NO WRITER ATTRIBUTED

During the last two years and more the streets of Cambridge lying within University precincts have been allowed to go from bad to worse without the least effort on the city's part to keep them in repair. In reply to repeated complaints, the street department states that conditions are no worse near the College than elsewhere in the city, but this seems scarcely tenable, Quincy street throughout its entire length, and Kirkland and Oxford streets where fronted by University grounds, are in a deplorable state, uneven and with crossings several inches above the proper level, while Trowbridge and Craigie streets are, comparatively speaking, in good repair. The condition of Dunster street and Boylston as far out as the Stadium, and of those streets around the Post Office block is disgraceful, even making every allowance for the wear occasioned by subway construction. In fact it seems that the city takes no interest in the upkeep of ways chiefly used by College men, Bow street and Massachusetts avenue being further examples of this. In winter the crossings are but carelessly cleared and in summer watering carts are rarely seen.

Did Harvard men vote in Cambridge such a state of things could not long exist, for no city department would find it possible to maintain itself under conditions as existing. Being powerless at election times, we can do little or nothing.

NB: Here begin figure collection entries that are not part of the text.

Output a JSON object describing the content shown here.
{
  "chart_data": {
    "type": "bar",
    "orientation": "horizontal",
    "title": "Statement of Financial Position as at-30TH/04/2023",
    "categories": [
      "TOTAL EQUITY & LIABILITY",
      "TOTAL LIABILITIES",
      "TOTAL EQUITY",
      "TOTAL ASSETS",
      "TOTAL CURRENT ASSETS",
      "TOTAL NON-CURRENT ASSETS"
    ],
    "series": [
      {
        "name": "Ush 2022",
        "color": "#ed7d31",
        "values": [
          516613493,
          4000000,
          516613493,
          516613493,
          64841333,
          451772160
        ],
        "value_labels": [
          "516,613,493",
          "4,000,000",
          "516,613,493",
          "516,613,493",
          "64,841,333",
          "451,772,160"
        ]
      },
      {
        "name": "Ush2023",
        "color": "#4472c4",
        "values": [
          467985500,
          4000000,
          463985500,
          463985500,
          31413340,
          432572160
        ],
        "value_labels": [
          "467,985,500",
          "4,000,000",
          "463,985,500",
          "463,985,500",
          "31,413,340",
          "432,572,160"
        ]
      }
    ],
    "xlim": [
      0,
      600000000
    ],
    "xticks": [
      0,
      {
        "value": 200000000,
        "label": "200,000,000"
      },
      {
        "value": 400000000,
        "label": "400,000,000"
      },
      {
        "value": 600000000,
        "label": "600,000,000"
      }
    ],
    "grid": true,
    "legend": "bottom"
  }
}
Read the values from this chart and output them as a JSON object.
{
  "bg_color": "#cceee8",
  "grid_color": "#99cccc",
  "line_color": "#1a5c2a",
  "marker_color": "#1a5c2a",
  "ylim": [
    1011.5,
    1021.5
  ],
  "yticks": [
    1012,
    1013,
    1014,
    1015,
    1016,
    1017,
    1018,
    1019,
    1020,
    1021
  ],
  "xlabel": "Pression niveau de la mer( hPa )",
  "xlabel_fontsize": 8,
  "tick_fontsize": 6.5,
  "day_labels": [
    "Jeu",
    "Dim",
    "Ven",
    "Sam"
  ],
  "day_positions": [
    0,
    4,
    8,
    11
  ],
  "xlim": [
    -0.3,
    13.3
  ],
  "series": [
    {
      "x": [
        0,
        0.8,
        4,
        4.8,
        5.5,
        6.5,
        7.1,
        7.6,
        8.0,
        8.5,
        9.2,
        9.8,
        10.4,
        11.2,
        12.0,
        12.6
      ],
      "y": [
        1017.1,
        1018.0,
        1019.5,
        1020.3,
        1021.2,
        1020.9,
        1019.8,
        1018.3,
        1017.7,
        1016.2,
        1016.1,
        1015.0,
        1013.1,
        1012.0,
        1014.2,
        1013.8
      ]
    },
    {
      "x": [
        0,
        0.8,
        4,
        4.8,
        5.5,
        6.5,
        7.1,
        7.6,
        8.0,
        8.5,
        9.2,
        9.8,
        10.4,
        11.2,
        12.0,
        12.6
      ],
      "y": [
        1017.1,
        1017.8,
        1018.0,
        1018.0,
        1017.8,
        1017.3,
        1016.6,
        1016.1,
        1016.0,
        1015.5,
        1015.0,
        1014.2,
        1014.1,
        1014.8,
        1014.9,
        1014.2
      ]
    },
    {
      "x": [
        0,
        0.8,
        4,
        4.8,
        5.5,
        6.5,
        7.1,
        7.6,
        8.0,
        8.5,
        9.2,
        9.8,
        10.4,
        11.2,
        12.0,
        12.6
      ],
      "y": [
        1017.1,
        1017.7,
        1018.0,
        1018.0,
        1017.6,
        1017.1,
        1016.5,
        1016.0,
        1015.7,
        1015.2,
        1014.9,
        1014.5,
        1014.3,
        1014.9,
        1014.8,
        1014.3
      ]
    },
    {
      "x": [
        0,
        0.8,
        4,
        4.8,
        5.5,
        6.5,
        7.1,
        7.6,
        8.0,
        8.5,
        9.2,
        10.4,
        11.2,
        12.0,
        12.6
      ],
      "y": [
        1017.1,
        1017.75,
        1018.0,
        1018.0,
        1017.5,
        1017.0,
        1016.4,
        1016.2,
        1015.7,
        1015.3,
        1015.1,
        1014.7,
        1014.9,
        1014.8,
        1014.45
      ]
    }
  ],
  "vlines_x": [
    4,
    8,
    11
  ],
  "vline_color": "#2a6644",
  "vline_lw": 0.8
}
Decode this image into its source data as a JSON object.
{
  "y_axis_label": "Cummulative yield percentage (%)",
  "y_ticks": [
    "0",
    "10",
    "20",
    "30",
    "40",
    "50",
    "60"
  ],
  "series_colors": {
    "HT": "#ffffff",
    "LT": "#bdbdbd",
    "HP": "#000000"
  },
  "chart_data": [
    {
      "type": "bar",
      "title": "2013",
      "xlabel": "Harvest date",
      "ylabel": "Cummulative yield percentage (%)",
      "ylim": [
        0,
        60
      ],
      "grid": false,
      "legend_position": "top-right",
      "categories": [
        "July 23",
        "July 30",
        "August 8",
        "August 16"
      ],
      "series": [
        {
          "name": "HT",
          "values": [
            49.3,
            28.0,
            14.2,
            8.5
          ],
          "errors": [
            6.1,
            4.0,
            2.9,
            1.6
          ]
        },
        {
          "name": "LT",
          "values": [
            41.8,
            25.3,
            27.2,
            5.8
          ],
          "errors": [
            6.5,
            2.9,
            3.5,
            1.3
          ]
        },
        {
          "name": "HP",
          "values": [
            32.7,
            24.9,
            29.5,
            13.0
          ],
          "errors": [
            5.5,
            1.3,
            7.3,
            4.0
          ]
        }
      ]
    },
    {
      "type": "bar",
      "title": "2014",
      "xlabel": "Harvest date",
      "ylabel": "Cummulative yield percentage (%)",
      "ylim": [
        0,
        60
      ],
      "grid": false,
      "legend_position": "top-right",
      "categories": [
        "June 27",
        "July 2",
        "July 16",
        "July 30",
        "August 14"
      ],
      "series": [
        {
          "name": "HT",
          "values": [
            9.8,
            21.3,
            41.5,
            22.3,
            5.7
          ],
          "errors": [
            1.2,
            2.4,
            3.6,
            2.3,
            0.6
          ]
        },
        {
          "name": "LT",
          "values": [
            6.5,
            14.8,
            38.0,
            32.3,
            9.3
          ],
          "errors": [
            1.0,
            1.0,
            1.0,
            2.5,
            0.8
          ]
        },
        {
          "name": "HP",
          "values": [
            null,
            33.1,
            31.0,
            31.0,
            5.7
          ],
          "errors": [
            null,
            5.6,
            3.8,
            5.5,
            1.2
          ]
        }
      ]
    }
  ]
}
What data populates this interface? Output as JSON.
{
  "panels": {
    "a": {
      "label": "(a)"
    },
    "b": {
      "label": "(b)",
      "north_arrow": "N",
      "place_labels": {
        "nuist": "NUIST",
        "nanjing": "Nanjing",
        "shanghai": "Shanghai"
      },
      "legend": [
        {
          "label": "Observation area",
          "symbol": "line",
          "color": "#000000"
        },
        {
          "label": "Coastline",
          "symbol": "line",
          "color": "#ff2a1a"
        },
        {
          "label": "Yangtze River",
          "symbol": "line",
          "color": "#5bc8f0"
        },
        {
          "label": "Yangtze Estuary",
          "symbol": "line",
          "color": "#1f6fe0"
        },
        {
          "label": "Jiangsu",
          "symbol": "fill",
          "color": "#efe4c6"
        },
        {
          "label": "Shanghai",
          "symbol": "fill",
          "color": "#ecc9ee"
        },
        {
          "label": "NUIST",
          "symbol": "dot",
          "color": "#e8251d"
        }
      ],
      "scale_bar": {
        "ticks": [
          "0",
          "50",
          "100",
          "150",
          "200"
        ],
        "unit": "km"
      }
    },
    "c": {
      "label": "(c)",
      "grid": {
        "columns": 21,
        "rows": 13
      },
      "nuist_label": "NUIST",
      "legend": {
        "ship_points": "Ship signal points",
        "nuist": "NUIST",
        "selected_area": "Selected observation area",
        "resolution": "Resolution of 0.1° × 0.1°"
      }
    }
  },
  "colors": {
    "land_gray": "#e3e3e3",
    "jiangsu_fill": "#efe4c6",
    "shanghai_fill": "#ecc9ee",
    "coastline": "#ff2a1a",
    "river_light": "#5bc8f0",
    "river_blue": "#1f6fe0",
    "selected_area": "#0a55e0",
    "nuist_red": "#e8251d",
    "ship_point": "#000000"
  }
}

It has been argued that as a non-taxpaying institution the University has slight claim on the city, but it should not be forgotten that the high assessment of property occupied by dormitories is made possible only by the substantial rents that students pay. Direct taxation we do not have, but indirectly we contribute our full share, and it is certainly not unreasonable to expect consideration at least equal to that accorded residential districts.